Entre las innumerables hazañas en que intervino se cuenta que realizó, como el gran coloso que era, una preclara, que consistió en desaguazar los terrenos de Sacramento Valley, abriendo zanjas o haciendo cañerías de desagüe, "separando las montañas donde están hoy en día los Carquinez Straits".
Cuando su titánica labor terminó, siguió su camino topándose con un monstruoso pájaro que tenía aterrorizada a toda una comarca entera de la feraz península. Confiando en sus poderes divinos, la fuerza que le inculcaron los dioses y su buena voluntad, se dirigió hacia el terrible pájaro y...
"... destruyó un águila negra espantosa del tamaño de un hombre y un monstruo que mataba a la gente."
Después de su triunfante periplo en el cual se hizo reconocer por todo el país piel roja como un verdadero y arrojado héroe, se dirigió a los territorios del Norte, donde habitaba el insidioso y astuto médico que engañara a su abuelo haciéndole aceptar una partida injusta en la que perdió el orden y la prosperidad de su país. Buscó por todos los rincones de aquella escabrosa comarca la morada de Haikutwotupeh y, cuando la halló, directamente se fue en su busca; cuando estuvo frente a él, le provocó, le ...
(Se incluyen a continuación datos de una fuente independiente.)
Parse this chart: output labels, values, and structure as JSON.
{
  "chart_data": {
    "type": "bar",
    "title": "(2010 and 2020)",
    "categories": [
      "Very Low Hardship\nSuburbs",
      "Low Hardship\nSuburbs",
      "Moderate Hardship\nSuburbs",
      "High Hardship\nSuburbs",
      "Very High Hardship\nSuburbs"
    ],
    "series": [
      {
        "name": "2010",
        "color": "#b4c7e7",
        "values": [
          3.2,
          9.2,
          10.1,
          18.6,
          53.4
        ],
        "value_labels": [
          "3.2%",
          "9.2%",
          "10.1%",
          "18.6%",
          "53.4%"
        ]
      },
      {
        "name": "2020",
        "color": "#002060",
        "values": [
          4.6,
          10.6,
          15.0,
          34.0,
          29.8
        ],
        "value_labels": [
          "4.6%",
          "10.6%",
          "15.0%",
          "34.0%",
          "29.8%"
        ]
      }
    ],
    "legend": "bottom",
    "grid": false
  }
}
"... retó al médico Haikutwotupeh a una partida en la que apostaba por la vuelta de las personas que éste había ganado al abuelo del héroe."
El nieto del jefe venció porque había nacido para ello y sólo para ello, y...
"... Oankoitupeh ganó y restableció a cada tribu en su lugar de origen."
Y el país de los pieles rojas comenzó su desarrollo, las cosas que sobre él pululaban se ordenaron, y llegó el progreso y la prosperidad.